CathyW,
I totally agree with you about colouring being easy to spot. I also think it's pretty useful, especially when one can find two different conjugate chains. I've been reading the thread about 'skyscraper' & 'two-string kite' and a lot of that looked just like colouring to me. (Not all though.) I've been trying like heck to spot a 'turbot fish' in a puzzle though I haven't yet, partly because I usually try to find conjugate chains before I look for something like that and I bet a lot of the time the colouring makes the elimination that a 'turbot fish' would make and thus I never see it. One of the problems with colouring is that is does rely on conjugate pairs and some puzzles never get to the point where there are enough conjugate pairs or they don't relate to each other in the necessary manner, so it definitely has it's limitations.
One thing from your post in this thread caught my attention but I'm not sure that I interpreted it in the same way as you meant it:
the eliminations based on the intersection cells of separate conjugate pairs of the same candidate are not "invalid" because Simple Sudoku would have told me otherwise.

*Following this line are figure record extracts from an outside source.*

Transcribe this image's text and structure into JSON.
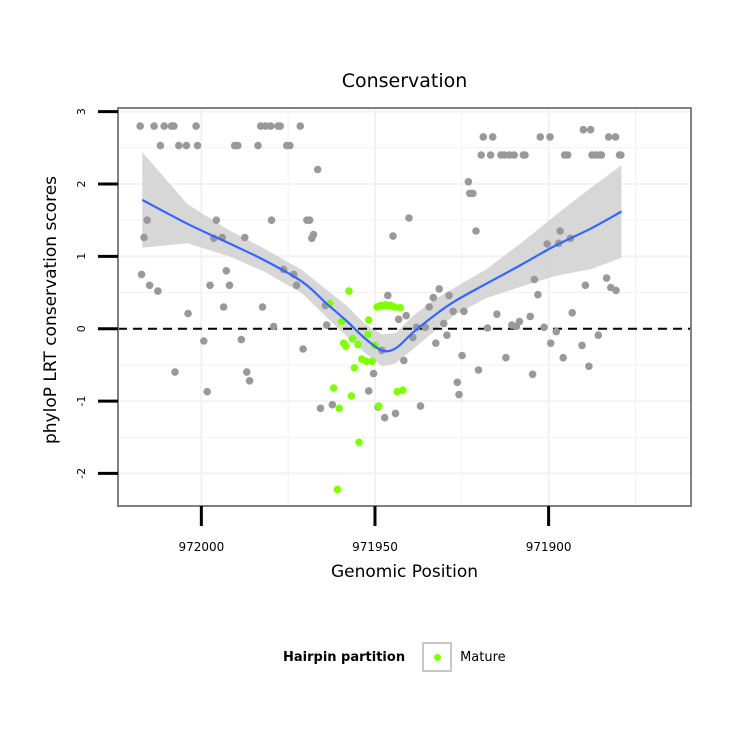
{
  "chart_data": {
    "type": "scatter",
    "title": "Conservation",
    "xlabel": "Genomic Position",
    "ylabel": "phyloP LRT conservation scores",
    "x_reversed": true,
    "xlim": [
      972024,
      971859
    ],
    "ylim": [
      -2.45,
      3.05
    ],
    "x_ticks": [
      972000,
      971950,
      971900
    ],
    "x_tick_labels": [
      "972000",
      "971950",
      "971900"
    ],
    "y_ticks": [
      -2,
      -1,
      0,
      1,
      2,
      3
    ],
    "y_tick_labels": [
      "-2",
      "-1",
      "0",
      "1",
      "2",
      "3"
    ],
    "hline": 0,
    "legend": {
      "title": "Hairpin partition",
      "entries": [
        {
          "label": "Mature",
          "color": "#80ff00"
        }
      ],
      "position": "bottom"
    },
    "colors": {
      "other": "#999999",
      "mature": "#80ff00",
      "smooth": "#3366ff",
      "band": "#d3d3d3",
      "panel_border": "#808080",
      "grid": "#f2f2f2"
    },
    "series": [
      {
        "name": "Other",
        "points": [
          [
            972017.6,
            2.8
          ],
          [
            972016.5,
            1.26
          ],
          [
            972015.6,
            1.5
          ],
          [
            972017.2,
            0.75
          ],
          [
            972013.6,
            2.8
          ],
          [
            972014.9,
            0.6
          ],
          [
            972012.5,
            0.52
          ],
          [
            972010.7,
            2.8
          ],
          [
            972011.8,
            2.53
          ],
          [
            972008.6,
            2.8
          ],
          [
            972007.9,
            2.8
          ],
          [
            972007.6,
            -0.6
          ],
          [
            972006.5,
            2.53
          ],
          [
            972004.3,
            2.53
          ],
          [
            972003.8,
            0.21
          ],
          [
            972001.5,
            2.8
          ],
          [
            972001.1,
            2.53
          ],
          [
            971999.3,
            -0.17
          ],
          [
            971998.3,
            -0.87
          ],
          [
            971997.5,
            0.6
          ],
          [
            971996.4,
            1.25
          ],
          [
            971995.7,
            1.5
          ],
          [
            971994.0,
            1.26
          ],
          [
            971993.6,
            0.3
          ],
          [
            971992.8,
            0.8
          ],
          [
            971991.9,
            0.6
          ],
          [
            971990.4,
            2.53
          ],
          [
            971989.5,
            2.53
          ],
          [
            971988.5,
            -0.15
          ],
          [
            971987.5,
            1.26
          ],
          [
            971986.9,
            -0.6
          ],
          [
            971986.1,
            -0.72
          ],
          [
            971982.9,
            2.8
          ],
          [
            971983.7,
            2.53
          ],
          [
            971982.4,
            0.3
          ],
          [
            971981.5,
            2.8
          ],
          [
            971980.0,
            2.8
          ],
          [
            971979.8,
            1.5
          ],
          [
            971979.2,
            0.03
          ],
          [
            971977.9,
            2.8
          ],
          [
            971977.3,
            2.8
          ],
          [
            971976.3,
            0.82
          ],
          [
            971975.4,
            2.53
          ],
          [
            971974.5,
            2.53
          ],
          [
            971973.4,
            0.75
          ],
          [
            971972.6,
            0.6
          ],
          [
            971971.5,
            2.8
          ],
          [
            971970.7,
            -0.28
          ],
          [
            971969.6,
            1.5
          ],
          [
            971968.8,
            1.5
          ],
          [
            971968.2,
            1.25
          ],
          [
            971967.7,
            1.3
          ],
          [
            971966.5,
            2.2
          ],
          [
            971965.7,
            -1.1
          ],
          [
            971964.3,
            0.32
          ],
          [
            971963.9,
            0.05
          ],
          [
            971962.3,
            -1.05
          ],
          [
            971951.8,
            -0.86
          ],
          [
            971950.4,
            -0.62
          ],
          [
            971948.0,
            -0.3
          ],
          [
            971949.1,
            -1.08
          ],
          [
            971947.2,
            -1.23
          ],
          [
            971946.3,
            0.46
          ],
          [
            971944.8,
            1.28
          ],
          [
            971944.1,
            -1.17
          ],
          [
            971943.2,
            0.13
          ],
          [
            971941.7,
            -0.44
          ],
          [
            971941.0,
            0.18
          ],
          [
            971940.2,
            1.53
          ],
          [
            971939.1,
            -0.12
          ],
          [
            971938.0,
            0.02
          ],
          [
            971936.9,
            -1.07
          ],
          [
            971935.5,
            0.02
          ],
          [
            971934.4,
            0.3
          ],
          [
            971933.2,
            0.43
          ],
          [
            971932.5,
            -0.2
          ],
          [
            971931.5,
            0.55
          ],
          [
            971930.2,
            0.07
          ],
          [
            971929.3,
            -0.09
          ],
          [
            971928.7,
            0.46
          ],
          [
            971927.5,
            0.24
          ],
          [
            971926.3,
            -0.74
          ],
          [
            971925.8,
            -0.91
          ],
          [
            971924.9,
            -0.37
          ],
          [
            971924.4,
            0.24
          ],
          [
            971923.1,
            2.03
          ],
          [
            971922.7,
            1.87
          ],
          [
            971921.8,
            1.87
          ],
          [
            971920.9,
            1.35
          ],
          [
            971920.2,
            -0.57
          ],
          [
            971919.4,
            2.4
          ],
          [
            971918.8,
            2.65
          ],
          [
            971917.6,
            0.01
          ],
          [
            971916.7,
            2.4
          ],
          [
            971916.1,
            2.65
          ],
          [
            971914.9,
            0.2
          ],
          [
            971913.7,
            2.4
          ],
          [
            971912.7,
            2.4
          ],
          [
            971912.3,
            -0.4
          ],
          [
            971911.2,
            2.4
          ],
          [
            971910.6,
            0.05
          ],
          [
            971909.9,
            2.4
          ],
          [
            971909.3,
            0.03
          ],
          [
            971908.4,
            0.1
          ],
          [
            971907.3,
            2.4
          ],
          [
            971906.8,
            2.4
          ],
          [
            971905.3,
            0.17
          ],
          [
            971904.6,
            -0.63
          ],
          [
            971904.1,
            0.68
          ],
          [
            971903.1,
            0.47
          ],
          [
            971902.4,
            2.65
          ],
          [
            971901.3,
            0.02
          ],
          [
            971900.4,
            1.17
          ],
          [
            971899.6,
            2.65
          ],
          [
            971899.4,
            -0.2
          ],
          [
            971897.8,
            -0.04
          ],
          [
            971897.1,
            1.18
          ],
          [
            971896.7,
            1.35
          ],
          [
            971895.8,
            -0.4
          ],
          [
            971895.4,
            2.4
          ],
          [
            971894.5,
            2.4
          ],
          [
            971893.7,
            1.25
          ],
          [
            971893.2,
            0.22
          ],
          [
            971890.4,
            -0.23
          ],
          [
            971890.0,
            2.75
          ],
          [
            971889.4,
            0.6
          ],
          [
            971888.4,
            -0.52
          ],
          [
            971887.9,
            2.75
          ],
          [
            971887.5,
            2.4
          ],
          [
            971886.3,
            2.4
          ],
          [
            971885.7,
            -0.09
          ],
          [
            971885.3,
            2.4
          ],
          [
            971884.8,
            2.4
          ],
          [
            971883.3,
            0.7
          ],
          [
            971882.7,
            2.65
          ],
          [
            971882.1,
            0.57
          ],
          [
            971880.7,
            2.65
          ],
          [
            971880.6,
            0.53
          ],
          [
            971879.6,
            2.4
          ],
          [
            971879.2,
            2.4
          ]
        ]
      },
      {
        "name": "Mature",
        "points": [
          [
            971963.0,
            0.35
          ],
          [
            971961.9,
            -0.82
          ],
          [
            971960.8,
            -2.22
          ],
          [
            971960.3,
            -1.1
          ],
          [
            971959.6,
            0.1
          ],
          [
            971959.0,
            -0.2
          ],
          [
            971958.4,
            -0.24
          ],
          [
            971957.5,
            0.52
          ],
          [
            971956.8,
            -0.93
          ],
          [
            971956.5,
            -0.14
          ],
          [
            971955.9,
            -0.54
          ],
          [
            971954.9,
            -0.22
          ],
          [
            971954.6,
            -1.57
          ],
          [
            971953.8,
            -0.42
          ],
          [
            971952.5,
            -0.45
          ],
          [
            971952.0,
            -0.08
          ],
          [
            971951.8,
            0.12
          ],
          [
            971950.8,
            -0.45
          ],
          [
            971950.0,
            -0.23
          ],
          [
            971949.4,
            0.3
          ],
          [
            971948.9,
            -1.07
          ],
          [
            971948.4,
            0.32
          ],
          [
            971947.5,
            0.32
          ],
          [
            971946.9,
            0.33
          ],
          [
            971946.2,
            0.32
          ],
          [
            971945.4,
            0.32
          ],
          [
            971944.3,
            0.3
          ],
          [
            971943.6,
            -0.87
          ],
          [
            971942.7,
            0.29
          ],
          [
            971942.0,
            -0.85
          ]
        ]
      }
    ],
    "smooth": {
      "x": [
        972017,
        972004,
        971992,
        971982,
        971971,
        971964,
        971958,
        971953,
        971948,
        971944,
        971939,
        971933,
        971927,
        971918,
        971908,
        971898,
        971888,
        971879
      ],
      "y": [
        1.78,
        1.45,
        1.18,
        0.95,
        0.65,
        0.35,
        0.1,
        -0.13,
        -0.3,
        -0.27,
        -0.05,
        0.18,
        0.38,
        0.62,
        0.88,
        1.15,
        1.38,
        1.62
      ],
      "lower": [
        1.12,
        1.18,
        1.0,
        0.79,
        0.49,
        0.16,
        -0.11,
        -0.33,
        -0.52,
        -0.48,
        -0.28,
        -0.04,
        0.19,
        0.42,
        0.58,
        0.73,
        0.82,
        0.98
      ],
      "upper": [
        2.44,
        1.72,
        1.36,
        1.11,
        0.81,
        0.54,
        0.31,
        0.07,
        -0.08,
        -0.06,
        0.18,
        0.4,
        0.57,
        0.82,
        1.18,
        1.57,
        1.94,
        2.26
      ]
    }
  }
}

Simple Sudoku only says an exclusion is invalid when you've excluded the candidate that is the 'answer' for that cell. It implies nothing about the validity of the argument used to make that exclusion. As I said in my other post, it does seem unlikely that none of your exclusions were ruled invalid, unless there is indeed a logic behind them but that in itself cannot be taken as proof that it was a logical exclusion.